HADES : la nouvelle voix de Melanie Martinez
Melanie Martinez enterre Cry Baby, et c’est la meilleure décision qu’elle ait prise en dix ans de carrière. Il fallait bien que la petite fille aux couettes finisse par grandir. Après trois albums bâtis autour du même personnage, Melanie Martinez a fini par comprendre ce que beaucoup d’artistes à concept mettent une décennie à admettre : on ne peut pas raconter la même histoire indéfiniment. Hades, sorti le 27 mars 2026 chez Atlantic, tourne donc la page. Nouveau personnage (Circle, popstar fabriquée par une multinationale tentaculaire baptisée Hades Tech), nouvel univers, nouvelle ambition.

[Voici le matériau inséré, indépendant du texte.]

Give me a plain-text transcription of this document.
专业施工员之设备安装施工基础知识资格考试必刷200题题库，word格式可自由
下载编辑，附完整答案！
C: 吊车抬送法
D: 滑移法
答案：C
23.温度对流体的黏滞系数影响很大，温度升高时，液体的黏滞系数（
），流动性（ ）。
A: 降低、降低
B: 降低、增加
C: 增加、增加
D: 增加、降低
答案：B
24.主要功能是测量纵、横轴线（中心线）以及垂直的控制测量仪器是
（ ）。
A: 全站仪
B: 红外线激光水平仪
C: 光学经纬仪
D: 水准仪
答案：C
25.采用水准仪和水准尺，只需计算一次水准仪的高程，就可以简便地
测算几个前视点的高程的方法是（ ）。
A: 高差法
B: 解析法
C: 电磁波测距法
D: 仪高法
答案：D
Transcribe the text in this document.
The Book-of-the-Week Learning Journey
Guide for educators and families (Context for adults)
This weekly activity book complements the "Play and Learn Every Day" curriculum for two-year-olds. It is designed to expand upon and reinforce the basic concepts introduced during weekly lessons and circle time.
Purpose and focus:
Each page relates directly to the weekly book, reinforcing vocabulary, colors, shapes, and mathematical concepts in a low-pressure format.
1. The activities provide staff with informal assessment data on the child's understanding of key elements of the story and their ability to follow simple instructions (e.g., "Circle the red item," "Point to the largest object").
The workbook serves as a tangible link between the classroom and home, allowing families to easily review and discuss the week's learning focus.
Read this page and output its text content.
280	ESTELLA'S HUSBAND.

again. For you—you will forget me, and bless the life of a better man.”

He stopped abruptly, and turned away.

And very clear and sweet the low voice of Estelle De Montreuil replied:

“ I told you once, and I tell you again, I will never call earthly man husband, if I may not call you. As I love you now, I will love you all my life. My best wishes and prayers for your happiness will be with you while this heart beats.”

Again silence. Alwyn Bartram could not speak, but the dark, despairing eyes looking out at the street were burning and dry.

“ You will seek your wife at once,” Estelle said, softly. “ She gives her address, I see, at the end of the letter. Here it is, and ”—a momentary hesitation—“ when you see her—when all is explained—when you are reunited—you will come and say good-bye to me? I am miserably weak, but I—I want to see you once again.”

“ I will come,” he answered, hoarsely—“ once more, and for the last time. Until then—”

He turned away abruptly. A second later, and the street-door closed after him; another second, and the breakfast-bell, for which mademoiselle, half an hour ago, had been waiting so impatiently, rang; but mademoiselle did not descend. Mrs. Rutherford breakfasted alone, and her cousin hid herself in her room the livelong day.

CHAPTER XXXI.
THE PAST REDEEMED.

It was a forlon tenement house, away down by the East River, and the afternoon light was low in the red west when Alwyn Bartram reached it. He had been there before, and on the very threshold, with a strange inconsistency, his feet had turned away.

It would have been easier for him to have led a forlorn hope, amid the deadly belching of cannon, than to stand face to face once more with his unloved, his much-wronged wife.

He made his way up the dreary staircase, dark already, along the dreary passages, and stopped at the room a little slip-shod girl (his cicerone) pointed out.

Dix-huit titres, plus d’une heure dix. Sur le papier, ça sent le disque qui n’a pas su se couper. Dans les faits, ça tient. Melanie Martinez traverse la masculinité toxique (White Boy With a Gun), l’hypocrisie religieuse (The Vatican, probablement le morceau le plus impressionnant du lot), la dépendance aux écrans, la mécanique qui transforme les jeunes femmes en produits (Disney Princess, qui est aussi, accessoirement, un tube). Il y a un côté catalogue des maux du monde, assumé, presque provocateur et Melanie Martinez épouse plusieurs couleurs musicales pour dire les choses.
C’est là que réside la vraie force de Hades : la voix. Elle commence sage, quasi enfantine comme toujours chez elle, puis se tord, se dédouble, part dans l’aigu ou se met à parler plutôt que chanter (Grudges). CJ Baran, à la production depuis ses débuts, sait visiblement où la pousser. Le résultat garde le vernis pop qui a fait vendre les trois premiers albums, mais avec des ruptures beaucoup plus franches, du côté du cinéma d’horreur par endroits.
Deux morceaux à part : Avoidant et Monolith, placés en miroir, où la chanteuse descend dans un grave qu’on ne lui connaissait pas. Et la fin, The Last Two People on Earth, qui est censément une chanson d’amour au milieu d’un monde qui s’effondre (sirènes, explosions, tout le folklore) et qui fonctionne malgré tout, ou grâce à tout ça. C’est le genre de pari casse-gueule que peu d’artistes pop tentent encore.
On sait déjà que Hades n’est que la moitié de l’histoire : un second album, Elysium, doit suivre, versant utopique du diptyque. Ça change la façon d’écouter ce disque-ci, qu’il faut prendre moins comme une œuvre fermée que comme la descente avant la remontée. Reste à voir si la suite tient la promesse. Pour l’instant, en tout cas, Melanie Martinez livre son disque le plus abouti à ce jour, et confirme au passage qu’elle reste l’une des rares artistes pop à construire un vrai monde autour de ses disques plutôt qu’une simple collection de singles.